2 thoughts on “IT’S ALL HAPPENING!

  1. here is what I know about icing based on my one month of watching each year.

    1. If even strength or on the Power Play if you hit the puck from behind your own blue line to the other end deliberately, it’s icing.
    2. There is no icing when down a person
    3. If you attempt to ice the puck and the opposing team purposely slows up to try and allow icing, the ref can wave it off.
    4. You can hit to the other end in the hopes that your guy will be there first, but if he’s not, it’s icing.

    If you ice the puck, you can’t change your line up.

  2. I’m not saying that Curry shouldn’t have won this year’s MVP but that HE is the 1st & ONLY guy to be unanimous is a JOKE. However, the IDIOTS making a big deal out of this distinction are the IDIOTS who voted in the 1st place.
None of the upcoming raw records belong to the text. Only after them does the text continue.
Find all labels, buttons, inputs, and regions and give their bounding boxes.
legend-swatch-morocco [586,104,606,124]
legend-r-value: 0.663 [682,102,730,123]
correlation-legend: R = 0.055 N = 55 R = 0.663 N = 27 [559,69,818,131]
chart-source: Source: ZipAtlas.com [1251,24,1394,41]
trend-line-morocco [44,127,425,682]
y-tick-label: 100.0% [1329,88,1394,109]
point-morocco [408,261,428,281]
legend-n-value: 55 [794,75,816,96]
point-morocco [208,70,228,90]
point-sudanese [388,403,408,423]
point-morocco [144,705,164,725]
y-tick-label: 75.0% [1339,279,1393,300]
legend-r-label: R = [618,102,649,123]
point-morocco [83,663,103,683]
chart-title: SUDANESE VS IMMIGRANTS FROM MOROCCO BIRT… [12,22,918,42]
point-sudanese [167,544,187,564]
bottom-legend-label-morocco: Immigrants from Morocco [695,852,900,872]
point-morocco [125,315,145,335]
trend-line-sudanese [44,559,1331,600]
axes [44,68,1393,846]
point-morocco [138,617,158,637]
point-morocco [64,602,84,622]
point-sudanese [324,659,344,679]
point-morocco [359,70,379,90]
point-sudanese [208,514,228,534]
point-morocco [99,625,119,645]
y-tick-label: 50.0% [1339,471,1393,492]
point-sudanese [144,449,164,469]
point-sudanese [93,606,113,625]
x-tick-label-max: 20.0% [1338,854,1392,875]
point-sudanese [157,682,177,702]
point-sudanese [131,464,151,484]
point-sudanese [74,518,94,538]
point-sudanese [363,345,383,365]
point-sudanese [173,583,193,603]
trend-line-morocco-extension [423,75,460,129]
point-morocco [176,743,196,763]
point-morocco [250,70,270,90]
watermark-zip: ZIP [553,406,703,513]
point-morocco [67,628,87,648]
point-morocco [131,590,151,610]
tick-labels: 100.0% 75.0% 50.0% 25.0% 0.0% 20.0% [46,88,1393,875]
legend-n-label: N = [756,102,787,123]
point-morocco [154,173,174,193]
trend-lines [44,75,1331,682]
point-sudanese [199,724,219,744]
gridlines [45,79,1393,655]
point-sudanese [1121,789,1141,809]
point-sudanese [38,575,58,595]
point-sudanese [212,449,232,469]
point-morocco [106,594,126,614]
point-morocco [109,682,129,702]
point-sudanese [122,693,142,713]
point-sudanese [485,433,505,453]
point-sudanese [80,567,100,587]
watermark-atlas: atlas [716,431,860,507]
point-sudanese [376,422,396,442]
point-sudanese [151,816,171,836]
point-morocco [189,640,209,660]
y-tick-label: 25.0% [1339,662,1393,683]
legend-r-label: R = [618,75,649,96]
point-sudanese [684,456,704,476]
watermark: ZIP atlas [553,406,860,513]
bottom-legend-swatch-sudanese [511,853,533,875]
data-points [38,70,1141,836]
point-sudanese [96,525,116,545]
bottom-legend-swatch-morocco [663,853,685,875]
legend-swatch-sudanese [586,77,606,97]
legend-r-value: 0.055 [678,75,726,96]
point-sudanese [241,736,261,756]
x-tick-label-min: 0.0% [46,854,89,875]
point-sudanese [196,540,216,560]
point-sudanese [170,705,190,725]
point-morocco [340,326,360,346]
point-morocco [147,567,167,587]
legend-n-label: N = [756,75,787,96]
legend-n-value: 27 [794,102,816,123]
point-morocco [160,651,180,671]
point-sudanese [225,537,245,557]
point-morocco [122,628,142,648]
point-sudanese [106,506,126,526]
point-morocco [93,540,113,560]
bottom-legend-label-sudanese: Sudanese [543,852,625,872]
I’m sorry jdubs, but sometimes I really detest your fellow media members.

    Speaking of “idiots”, all those folks who rushed to completely rule out the Thunder after just ONE GAME with the Spurs (granted, it was a thorough beat-down) must either be in shock &/or panic with the current situation (OKC 3, S.A 2 & they are headed back to OKC), OR pretend they never said such a thing (specialty of the NBA media). What I’ve learned over my last 5 years of intensive “AP”-level of NBA watching (well, watching of LBJ & his teams) is that the play & results of the same players can vary GREATLY from one night to the next, like “night & day” different, like “who ARE those guys in our uniforms?” different, like “OMG, I’m having a seizure!” different. It’s what makes the NBA & especially their Playoffs so great. AND so “I gotta hide my eyes &/or bite on my hand!” agonizing.

    Anyhoo, if that series gets back to San Antonio, I wonder if the AC will mysteriously “break” down…
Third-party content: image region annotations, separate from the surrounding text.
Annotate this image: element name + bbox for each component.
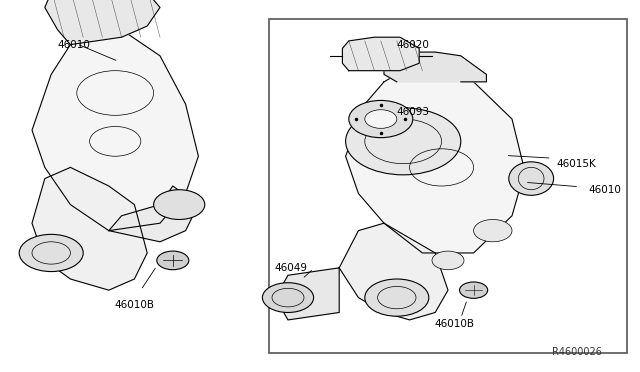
Circle shape bbox=[346, 108, 461, 175]
Bar bbox=[269, 19, 627, 353]
Polygon shape bbox=[342, 37, 419, 71]
Circle shape bbox=[19, 234, 83, 272]
Text: 46093: 46093 bbox=[397, 107, 430, 116]
Polygon shape bbox=[32, 167, 147, 290]
Circle shape bbox=[349, 100, 413, 138]
Text: 46010: 46010 bbox=[589, 185, 621, 195]
Ellipse shape bbox=[509, 162, 554, 195]
Text: 46020: 46020 bbox=[397, 40, 429, 49]
Circle shape bbox=[365, 110, 397, 128]
Polygon shape bbox=[32, 30, 198, 231]
Circle shape bbox=[365, 279, 429, 316]
Circle shape bbox=[262, 283, 314, 312]
Polygon shape bbox=[275, 268, 339, 320]
Text: 46015K: 46015K bbox=[557, 159, 596, 169]
Circle shape bbox=[474, 219, 512, 242]
Polygon shape bbox=[384, 52, 486, 82]
Polygon shape bbox=[45, 0, 160, 45]
Polygon shape bbox=[339, 223, 448, 320]
Text: 46010B: 46010B bbox=[115, 300, 154, 310]
Circle shape bbox=[432, 251, 464, 270]
Polygon shape bbox=[346, 67, 525, 253]
Circle shape bbox=[460, 282, 488, 298]
Text: 46010B: 46010B bbox=[435, 319, 474, 328]
Circle shape bbox=[154, 190, 205, 219]
Circle shape bbox=[157, 251, 189, 270]
Text: 46049: 46049 bbox=[274, 263, 307, 273]
Polygon shape bbox=[109, 186, 198, 242]
Text: 46010: 46010 bbox=[57, 40, 90, 49]
Text: R4600026: R4600026 bbox=[552, 347, 602, 357]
    And speaking of panic, I’m getting right panicky myself about the Olympics. Just yesterday, I wrote down all the dates of the US Olympic Trials for Swimming, Track & Field, & Gymnastics (LOTS of overlap last week of June thru Jul 10th!) in my date book but every day I read another DIRE forecast. Between the virus, unfinished venues, political upheaval, Brazil’s economy going off that cliff along with the newly built cycling path (What’s the host country’s Olympic motto? No, not ‘faster, higher, stronger’ but “Cheap, cheaper, CHEAPEST” ? Can’t wait to see the venues!) , & horrendous water conditions, I’m actually worried not just that the Olympics won’t happen 3 months from now, but also about what will happen to all the competitors, tourists and media, both short & long-term AND to the Olympics itself – could this be the end? Granted, right about now is when all the usual dooms-day forecasts appear about an upcoming Olympics, but this is the worst I can remember. I love the Olympics even more than watching Sweet Pea do a rim-shaking OMG reverse dunk (well, ok, it’s tied but my love for the Olympics has lasted my entire life time – I was even born in an Olympic year!) & I usually wave my hand in the air at pre-Olympic “we’re all doomed” wailing, but not this time.

    Do YOU think they should cancel the Rio Olympics? Would YOU go to Rio to cover it? What if you still worked for NBC?